Ante una realidad tan estimulante y barroca como la nuestra, y ante la enorme cantidad de preguntas que se hace el exiliado, Ulanovsky ha procedido con gran orden, un orden que impide el congestionamiento de la información. Así, hace recortes temáticos que posibilitan una lectura más ágil y comprensible en todo sentido. Los títulos de cada apartado ayudan también a esta claridad. Por ejemplo, el primero, “Varias vueltas posibles”, describe la persistencia de la idea del regreso y la dificultad que implicó el definitivo, cuando al volver la democracia al país de origen se abrió la posibilidad de abandonar el ajeno y concluir el exilio. Ya con una posición de periodista ganada con dificultad, Ulanovsky relata que tampoco fue fácil volver, a lo que se sumaba el hecho cierto de que en la Argentina se encontraría con otro difícil recomienzo.
Inmediatamente, en el segmento 2, “La artesanía”, el periodista explica la razón del título general del libro: es la frase ingenua, incluso mal redactada, inscrita en una modesta artesanía mexicana que se convirtió para él y su familia en una divisa de resistencia frente a la pesadumbre de la lejanía y el permanente desconcierto de no saber si la decisión del exilio había sido la mejor.

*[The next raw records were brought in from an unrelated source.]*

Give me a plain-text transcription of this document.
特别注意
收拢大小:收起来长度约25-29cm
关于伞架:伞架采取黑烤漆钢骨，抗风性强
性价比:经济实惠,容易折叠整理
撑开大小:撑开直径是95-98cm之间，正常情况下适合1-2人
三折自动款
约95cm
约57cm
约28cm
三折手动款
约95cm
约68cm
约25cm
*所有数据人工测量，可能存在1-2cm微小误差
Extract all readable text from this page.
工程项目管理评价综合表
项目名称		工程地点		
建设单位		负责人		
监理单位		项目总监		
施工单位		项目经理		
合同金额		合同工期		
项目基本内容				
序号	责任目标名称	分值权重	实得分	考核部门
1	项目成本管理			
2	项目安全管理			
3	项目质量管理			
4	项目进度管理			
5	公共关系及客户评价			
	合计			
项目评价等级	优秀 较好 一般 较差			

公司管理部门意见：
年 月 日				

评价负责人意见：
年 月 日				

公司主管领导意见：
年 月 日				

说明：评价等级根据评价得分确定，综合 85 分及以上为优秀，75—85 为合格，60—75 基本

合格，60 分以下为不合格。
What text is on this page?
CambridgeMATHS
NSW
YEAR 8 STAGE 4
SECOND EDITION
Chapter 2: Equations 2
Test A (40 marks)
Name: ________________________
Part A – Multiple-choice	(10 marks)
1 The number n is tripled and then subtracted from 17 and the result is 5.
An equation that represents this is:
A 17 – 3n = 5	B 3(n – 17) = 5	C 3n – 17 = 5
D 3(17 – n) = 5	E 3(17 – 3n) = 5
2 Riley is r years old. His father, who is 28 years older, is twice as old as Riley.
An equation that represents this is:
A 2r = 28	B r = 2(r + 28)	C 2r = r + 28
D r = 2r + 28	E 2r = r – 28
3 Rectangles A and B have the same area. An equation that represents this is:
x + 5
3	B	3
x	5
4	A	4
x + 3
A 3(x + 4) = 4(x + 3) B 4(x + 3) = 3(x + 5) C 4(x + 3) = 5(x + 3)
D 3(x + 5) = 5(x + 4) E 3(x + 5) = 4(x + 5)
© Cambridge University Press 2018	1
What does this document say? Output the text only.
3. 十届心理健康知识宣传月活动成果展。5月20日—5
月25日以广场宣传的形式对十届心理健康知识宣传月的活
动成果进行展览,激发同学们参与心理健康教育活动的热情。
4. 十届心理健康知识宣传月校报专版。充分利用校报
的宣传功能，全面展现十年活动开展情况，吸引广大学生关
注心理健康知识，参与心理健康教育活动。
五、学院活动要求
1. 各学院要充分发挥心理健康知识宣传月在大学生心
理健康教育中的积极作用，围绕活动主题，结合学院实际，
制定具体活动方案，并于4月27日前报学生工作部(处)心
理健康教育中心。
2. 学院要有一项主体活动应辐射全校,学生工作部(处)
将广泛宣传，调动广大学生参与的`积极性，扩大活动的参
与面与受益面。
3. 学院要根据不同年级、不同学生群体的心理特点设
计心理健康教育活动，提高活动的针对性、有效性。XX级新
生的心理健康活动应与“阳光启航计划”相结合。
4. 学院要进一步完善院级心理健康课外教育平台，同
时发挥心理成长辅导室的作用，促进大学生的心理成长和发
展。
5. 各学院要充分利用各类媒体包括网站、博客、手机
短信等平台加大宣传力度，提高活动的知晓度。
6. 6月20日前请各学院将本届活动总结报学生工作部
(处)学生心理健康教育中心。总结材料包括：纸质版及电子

Más allá de hacer una crónica sobre la crónica, se puede ver de manera amplia que el relato de Ulanovsky es un engarzamiento de preguntas, de dudas, de vacilaciones, es cierto, pero también de certezas. El cronista mira su experiencia, como es lógico, atravesado por sentimientos polares: por un lado la aceptación, la terrible aceptación del miedo que lo obligó a salir y la culpa de saber que allá, en la Argentina, quedaba una realidad atroz como flagelo de la patria; y por otro, la gradual felicidad de haber encontrado en México un país hospitalario, lleno de oportunidades, relativamente pacífico y estable y en gran medida pintoresco hasta en sus errores.
Seamos felices mientras estemos aquí, el libro más argenmex que he leído en mi vida, es un honesto homenaje a México y es más que eso: una declaración de amor a dos realidades: una, la que recibió a Carlos Ulanovsky y su familia en el exilio; y otra, la realidad argentina que vio pasar una noche sangrientamente oscura de seis años y que hoy, pese a los descalabros, sigue mirando hacia el futuro, un futuro que de 1977 a 1983 Ulanovsky —"periodista e hincha de Racing", como dice en su espectacular página web— imaginaba preocupado y nostálgico desde un departamento del DF y frente a una flor de yeso artesanal.